U.S. Public Health Better Armed Against Threats: CDC
The Centers for Disease Control and Prevention released a major report at 2 p.m. Eastern time today that cites significant improvements in states' public health preparedness since 9/11. All states now have public health labs, the number of epidemiologists working in public health departments more than doubled from 2001 to 2006, and all state public health departments can receive reports of urgent health threats around the clock, 365 days a year -- up from 12 that could do so in 1999.
Dr. Julie L. Gerberding, M.D., M.P.H., CDC's director, and Dr. Richard Besser, M.D., director of the CDC Coordinating Office for Terrorism Preparedness and Emergency Response, briefed reporters about the 164-page report Wednesday morning. It cites numerous remaining challenges, including stronger disease surveillance systems, an improved public health lab workforce, greater use of advanced technologies in the labs, and interoperable emergency communication systems for public health and other response agencies -- a continuing problem yet to be fully solved.
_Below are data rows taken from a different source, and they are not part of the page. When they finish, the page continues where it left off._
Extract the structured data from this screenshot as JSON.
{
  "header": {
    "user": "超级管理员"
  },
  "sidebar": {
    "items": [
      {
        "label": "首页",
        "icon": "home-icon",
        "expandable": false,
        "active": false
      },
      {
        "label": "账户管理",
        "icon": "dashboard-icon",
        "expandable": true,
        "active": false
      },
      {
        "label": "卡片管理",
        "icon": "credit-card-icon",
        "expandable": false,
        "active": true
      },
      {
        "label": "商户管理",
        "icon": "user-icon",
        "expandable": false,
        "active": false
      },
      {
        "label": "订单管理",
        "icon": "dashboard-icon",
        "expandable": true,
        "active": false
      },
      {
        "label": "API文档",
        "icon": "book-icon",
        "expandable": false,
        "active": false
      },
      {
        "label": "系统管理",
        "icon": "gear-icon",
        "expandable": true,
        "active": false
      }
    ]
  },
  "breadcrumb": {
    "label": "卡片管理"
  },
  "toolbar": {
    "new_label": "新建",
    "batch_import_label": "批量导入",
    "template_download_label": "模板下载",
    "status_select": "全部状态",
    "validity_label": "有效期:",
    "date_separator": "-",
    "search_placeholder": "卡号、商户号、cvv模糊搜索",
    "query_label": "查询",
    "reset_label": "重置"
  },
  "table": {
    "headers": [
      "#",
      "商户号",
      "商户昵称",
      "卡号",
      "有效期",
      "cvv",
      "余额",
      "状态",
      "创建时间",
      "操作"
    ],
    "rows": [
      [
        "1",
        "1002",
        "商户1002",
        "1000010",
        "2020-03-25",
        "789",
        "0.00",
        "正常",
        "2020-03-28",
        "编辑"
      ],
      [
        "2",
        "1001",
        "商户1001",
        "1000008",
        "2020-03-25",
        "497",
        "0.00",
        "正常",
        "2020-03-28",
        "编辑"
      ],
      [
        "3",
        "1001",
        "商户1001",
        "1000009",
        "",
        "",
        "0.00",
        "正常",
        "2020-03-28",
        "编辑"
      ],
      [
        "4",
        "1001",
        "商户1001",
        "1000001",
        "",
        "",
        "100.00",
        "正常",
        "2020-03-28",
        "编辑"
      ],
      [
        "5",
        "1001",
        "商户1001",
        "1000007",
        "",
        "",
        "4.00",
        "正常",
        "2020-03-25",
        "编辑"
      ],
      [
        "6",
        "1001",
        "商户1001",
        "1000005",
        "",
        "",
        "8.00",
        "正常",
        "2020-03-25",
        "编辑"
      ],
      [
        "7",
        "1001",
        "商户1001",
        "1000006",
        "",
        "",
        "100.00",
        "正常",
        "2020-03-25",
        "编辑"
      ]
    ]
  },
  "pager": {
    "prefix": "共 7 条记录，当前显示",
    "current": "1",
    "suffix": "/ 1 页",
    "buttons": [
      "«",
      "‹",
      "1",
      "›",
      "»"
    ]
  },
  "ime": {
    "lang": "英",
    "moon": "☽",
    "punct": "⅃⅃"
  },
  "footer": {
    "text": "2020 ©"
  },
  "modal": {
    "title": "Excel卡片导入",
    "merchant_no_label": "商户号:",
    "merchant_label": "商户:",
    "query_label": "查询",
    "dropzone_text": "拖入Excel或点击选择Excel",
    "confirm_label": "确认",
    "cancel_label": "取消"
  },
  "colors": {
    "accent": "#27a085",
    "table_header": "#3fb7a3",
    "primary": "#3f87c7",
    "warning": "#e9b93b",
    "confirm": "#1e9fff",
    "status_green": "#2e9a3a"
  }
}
Expanded lab testing, increasing the use of electronic health data for response/preparedness and using real-time data, and continuous exercising of public health systems are additional challenges cited in the report.
The document, available at www.cdc.gov, lists each state's recent achievements and events, including the I-35W highway bridge collapse in Minneapolis and recent hurricane response efforts. The report says public health departments are still finding it difficult to hire enough qualified epidemiologists.